We also know that the same environmental factors that increase risk for breast cancer in the general populations—having earlier menstruation, having children at older ages, not breastfeeding—also acts upon carriers. Carriers born in previous generations were at less risk than carriers who are young women today. You might have less family history, because of the effects of these non-genetic factors.
What do you envision for the future of genetic screening?
I think that in the not too far future, all people are going to be tested for their inherited cancer risk. There are some issues that need to be addressed in places like Israel, where we’ve done our studies, because they are more complex than in other societies. We have to make sure that the mutations we’re identifying are really meaningful. That’s easy to do in the Ashkenazi population, because we have three common mutations that we know for sure are pathogenic, or disease-causing. When you start doing more generalized screening, this issue becomes more complex, because there are variants that we still don’t understand (what we call VUS, or variants of unknown significance). Then you run into this situation where you test a woman and you find out she has something, but you’re not sure whether it’s pathogenic or not. I think that can be circumvented by just making the decision that for screening, we are going to ignore those VUS and at least focus on the variants that we are sure are pathogenic. But that’s obviously going to evolve.

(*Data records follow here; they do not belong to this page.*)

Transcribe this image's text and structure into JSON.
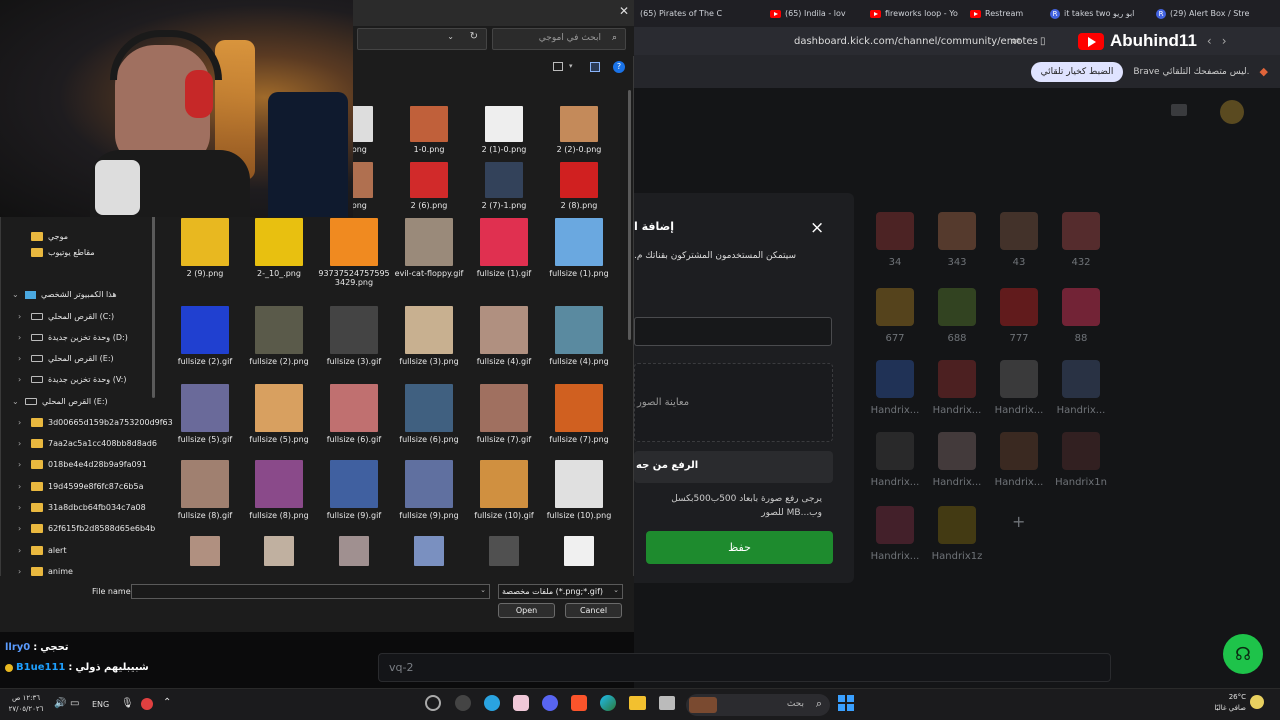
{
  "browser": {
    "tabs": [
      {
        "label": "(65) Pirates of The C",
        "icon": "youtube-icon"
      },
      {
        "label": "(65) Indila - lov",
        "icon": "youtube-icon"
      },
      {
        "label": "fireworks loop - Yo",
        "icon": "youtube-icon"
      },
      {
        "label": "Restream",
        "icon": "youtube-icon"
      },
      {
        "label": "it takes two ابو ريو",
        "icon": "restream-icon"
      },
      {
        "label": "(29) Alert Box / Stre",
        "icon": "restream-icon"
      }
    ],
    "address": "dashboard.kick.com/channel/community/emotes",
    "notification_text": "Brave ليس متصفحك التلقائي.",
    "notification_button": "الضبط كخيار تلقائي",
    "channel_overlay": "Abuhind11"
  },
  "kick": {
    "modal_title": "إضافة الم",
    "modal_subtitle": "سيتمكن المستخدمون المشتركون بقناتك م.",
    "modal_preview": "معاينة الصور",
    "modal_upload": "الرفع من جه",
    "modal_hint": "يرجى رفع صورة بابعاد 500ب500بكسل وب...MB للصور",
    "modal_save": "حفظ",
    "close_icon": "×",
    "emote_labels": [
      "34",
      "343",
      "43",
      "432",
      "677",
      "688",
      "777",
      "88",
      "Handrix...",
      "Handrix...",
      "Handrix...",
      "Handrix...",
      "Handrix...",
      "Handrix...",
      "Handrix...",
      "Handrix1n",
      "Handrix...",
      "Handrix1z"
    ],
    "add_icon": "+",
    "chat_placeholder": "vq-2"
  },
  "dialog": {
    "search_placeholder": "ابحث في اموجي",
    "sidebar": [
      {
        "label": "موجي",
        "type": "folder",
        "indent": 1
      },
      {
        "label": "مقاطع يوتيوب",
        "type": "folder",
        "indent": 1
      },
      {
        "label": "هذا الكمبيوتر الشخصي",
        "type": "pc",
        "indent": 0
      },
      {
        "label": "القرص المحلي (C:)",
        "type": "drive",
        "indent": 1
      },
      {
        "label": "وحدة تخزين جديدة (D:)",
        "type": "drive",
        "indent": 1
      },
      {
        "label": "القرص المحلي (E:)",
        "type": "drive",
        "indent": 1
      },
      {
        "label": "وحدة تخزين جديدة (V:)",
        "type": "drive",
        "indent": 1
      },
      {
        "label": "القرص المحلي (E:)",
        "type": "drive",
        "indent": 0
      },
      {
        "label": "3d00665d159b2a753200d9f63",
        "type": "folder",
        "indent": 1
      },
      {
        "label": "7aa2ac5a1cc408bb8d8ad6",
        "type": "folder",
        "indent": 1
      },
      {
        "label": "018be4e4d28b9a9fa091",
        "type": "folder",
        "indent": 1
      },
      {
        "label": "19d4599e8f6fc87c6b5a",
        "type": "folder",
        "indent": 1
      },
      {
        "label": "31a8dbcb64fb034c7a08",
        "type": "folder",
        "indent": 1
      },
      {
        "label": "62f615fb2d8588d65e6b4b",
        "type": "folder",
        "indent": 1
      },
      {
        "label": "alert",
        "type": "folder",
        "indent": 1
      },
      {
        "label": "anime",
        "type": "folder",
        "indent": 1
      }
    ],
    "files": [
      {
        "name": "-0.png",
        "color": "#dddddd"
      },
      {
        "name": "1-0.png",
        "color": "#c0603a"
      },
      {
        "name": "2 (1)-0.png",
        "color": "#eeeeee"
      },
      {
        "name": "2 (2)-0.png",
        "color": "#c48a5a"
      },
      {
        "name": "-0.png",
        "color": "#b07050"
      },
      {
        "name": "2 (6).png",
        "color": "#d12a2a"
      },
      {
        "name": "2 (7)-1.png",
        "color": "#33425a"
      },
      {
        "name": "2 (8).png",
        "color": "#d02020"
      },
      {
        "name": "2 (9).png",
        "color": "#e8b820"
      },
      {
        "name": "2-_10_.png",
        "color": "#e8c010"
      },
      {
        "name": "937375247575953429.png",
        "color": "#f08a20"
      },
      {
        "name": "evil-cat-floppy.gif",
        "color": "#9a8a7a"
      },
      {
        "name": "fullsize (1).gif",
        "color": "#e03050"
      },
      {
        "name": "fullsize (1).png",
        "color": "#6aa8e0"
      },
      {
        "name": "fullsize (2).gif",
        "color": "#2040d0"
      },
      {
        "name": "fullsize (2).png",
        "color": "#5a5a4a"
      },
      {
        "name": "fullsize (3).gif",
        "color": "#444444"
      },
      {
        "name": "fullsize (3).png",
        "color": "#c8b090"
      },
      {
        "name": "fullsize (4).gif",
        "color": "#b09080"
      },
      {
        "name": "fullsize (4).png",
        "color": "#5a8aa0"
      },
      {
        "name": "fullsize (5).gif",
        "color": "#6a6a9a"
      },
      {
        "name": "fullsize (5).png",
        "color": "#d8a060"
      },
      {
        "name": "fullsize (6).gif",
        "color": "#c07070"
      },
      {
        "name": "fullsize (6).png",
        "color": "#406080"
      },
      {
        "name": "fullsize (7).gif",
        "color": "#a07060"
      },
      {
        "name": "fullsize (7).png",
        "color": "#d06020"
      },
      {
        "name": "fullsize (8).gif",
        "color": "#a08070"
      },
      {
        "name": "fullsize (8).png",
        "color": "#8a4a8a"
      },
      {
        "name": "fullsize (9).gif",
        "color": "#4060a0"
      },
      {
        "name": "fullsize (9).png",
        "color": "#6070a0"
      },
      {
        "name": "fullsize (10).gif",
        "color": "#d09040"
      },
      {
        "name": "fullsize (10).png",
        "color": "#e0e0e0"
      },
      {
        "name": "",
        "color": "#b09080"
      },
      {
        "name": "",
        "color": "#c0b0a0"
      },
      {
        "name": "",
        "color": "#a09090"
      },
      {
        "name": "",
        "color": "#7a90c0"
      },
      {
        "name": "",
        "color": "#505050"
      },
      {
        "name": "",
        "color": "#f0f0f0"
      }
    ],
    "file_name_label": "File name:",
    "file_name_value": "",
    "filter_value": "ملفات مخصصة (*.png;*.gif)",
    "open_button": "Open",
    "cancel_button": "Cancel"
  },
  "stream_chat": [
    {
      "user": "llry0",
      "text": "تحجي",
      "user_color": "#5b9cff"
    },
    {
      "user": "B1ue111",
      "text": "شبيبليهم ذولي",
      "user_color": "#1ea0ff"
    }
  ],
  "taskbar": {
    "weather_temp": "26°C",
    "weather_text": "صافي غالبًا",
    "search_placeholder": "بحث",
    "lang": "ENG",
    "time": "١٢:٣٦ ص",
    "date": "٢٧/٠٥/٢٠٢٦"
  }
}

We want to make sure we’re able to offer the kind of screening that’s required for women at high risk after they are identified. If you have a lot of barriers for the kind of surveillance you need, then you haven’t really done much good. In the study I described earlier, where we looked at the women who knew ahead of time, what really made the difference in terms of early diagnosis was the fact that they underwent breast MRI. That’s a relatively expensive surveillance procedure. If breast MRIs are not available, then you’re not going to going to be gaining as much benefit unless you choose to have risk-reduction surgery.
I also think it’s a new paradigm in terms of how we deliver genetic testing. Traditionally, we’ve said that before you have a genetic test of this type, you should receive counseling before and after. This is not really feasible—and I don’t think actually really necessary—at a very large scale. We’ve done studies to show that you can give much more minimal information ahead of time, and then really focus your genetic counseling time and efforts on the women who find out they are at high risk.
All these pieces have to have to come together for this to be possible, but I think they will someday. Knowing your inherited risk is about precision prevention. It’s about [not needing] precision medicine because you don’t develop cancer in the first place.